Auf den Bezirk Perg kommt im nächsten Jahrzehnt eine Pensionierungswelle bei den Hausärzt*innen zu. Bereits jetzt konnten vakant gewordene Praxen nur mit Ach und Krach nachbesetzt werden. Aufgrund der radikal sinkenden Anzahl an Hausärzt*innen kollabiert gerade das System des Hausärztlichen Notdienstes (HÄND).

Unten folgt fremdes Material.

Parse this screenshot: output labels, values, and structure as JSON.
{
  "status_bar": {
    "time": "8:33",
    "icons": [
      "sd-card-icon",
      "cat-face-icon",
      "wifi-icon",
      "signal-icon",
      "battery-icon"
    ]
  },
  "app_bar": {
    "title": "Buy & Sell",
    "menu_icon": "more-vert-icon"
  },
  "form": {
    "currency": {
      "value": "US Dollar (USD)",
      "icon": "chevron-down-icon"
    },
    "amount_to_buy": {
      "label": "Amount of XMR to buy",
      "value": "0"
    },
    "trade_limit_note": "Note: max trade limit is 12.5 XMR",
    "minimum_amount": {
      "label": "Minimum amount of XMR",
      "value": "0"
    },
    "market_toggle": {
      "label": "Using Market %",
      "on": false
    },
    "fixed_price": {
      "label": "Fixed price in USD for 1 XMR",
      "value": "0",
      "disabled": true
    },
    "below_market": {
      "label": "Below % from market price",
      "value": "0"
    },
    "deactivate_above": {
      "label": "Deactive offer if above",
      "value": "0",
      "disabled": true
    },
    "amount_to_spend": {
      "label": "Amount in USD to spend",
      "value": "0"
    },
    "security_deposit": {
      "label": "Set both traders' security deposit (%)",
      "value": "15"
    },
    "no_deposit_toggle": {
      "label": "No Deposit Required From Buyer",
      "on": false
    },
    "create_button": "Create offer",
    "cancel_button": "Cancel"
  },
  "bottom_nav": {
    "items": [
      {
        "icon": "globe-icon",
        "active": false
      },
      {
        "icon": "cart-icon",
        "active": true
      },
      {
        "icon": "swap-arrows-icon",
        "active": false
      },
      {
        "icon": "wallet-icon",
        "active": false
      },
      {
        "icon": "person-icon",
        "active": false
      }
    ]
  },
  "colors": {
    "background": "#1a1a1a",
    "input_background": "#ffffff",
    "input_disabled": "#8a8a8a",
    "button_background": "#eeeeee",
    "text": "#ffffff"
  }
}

Im Raum Linz etwa gebar die allmächtige Volkspartei die glorreiche Idee, den Mangel an Mediziner*innen zu kompensieren, indem man ab 1. April, leider kein Scherz, in den Nachtstunden den HÄND mit Pflegepersonal statt Ärzt*innen zu besetzen gedenkt. Ich denke, darüber sollte man sich stärker empören!

Britische Variante

In Großbritannien warten Menschen angeblich bis zu drei Jahre auf einen Zahnarzttermin in einer Kassenordination.

Als frustrierte Kund*innen wissen wir, dass etwa Zahnimplantate von der ÖGK nicht bezahlt werden, die jährliche Mundhygiene nur dann, wenn sie der Zahnarzt persönlich durchführt und nicht seine extra dafür gut ausgebildete Assistentin und dass für Kontaktlinsen, die besser verträglich sind, auch nur alle zwei Jahre der Jahresbedarf übernommen wird.

Bereits unter SPÖ-Regierungsbeteiligung hat eine schleichende Zersetzung unseres Gesundheitssystems begonnen: Unattraktive Kassenverträge führten zu einer „Drei-Minuten-und-dann-ein-Rezept“ Medizin – da kann man gleich Dr. Google fragen und sich über eine Online-Apotheke versorgen.

Oder eben eine Wahlarztpraxis aufsuchen, wo sich jemand dreißig Minuten Zeit nimmt und alles ordentlich ab- und erklärt. Und dann zahlt die Krankenkasse nur 60 Prozent des Betrages zurück, den sie bei einem Kassenvertrag bezahlt hätte! Ein gutes Geschäft für die Kasse.

Da wundert es niemanden mehr, dass sich die Versicherten nicht für die Beibehaltung der Selbstverwaltung eingesetzt haben. Wozu auch, wenn alles demontiert wird.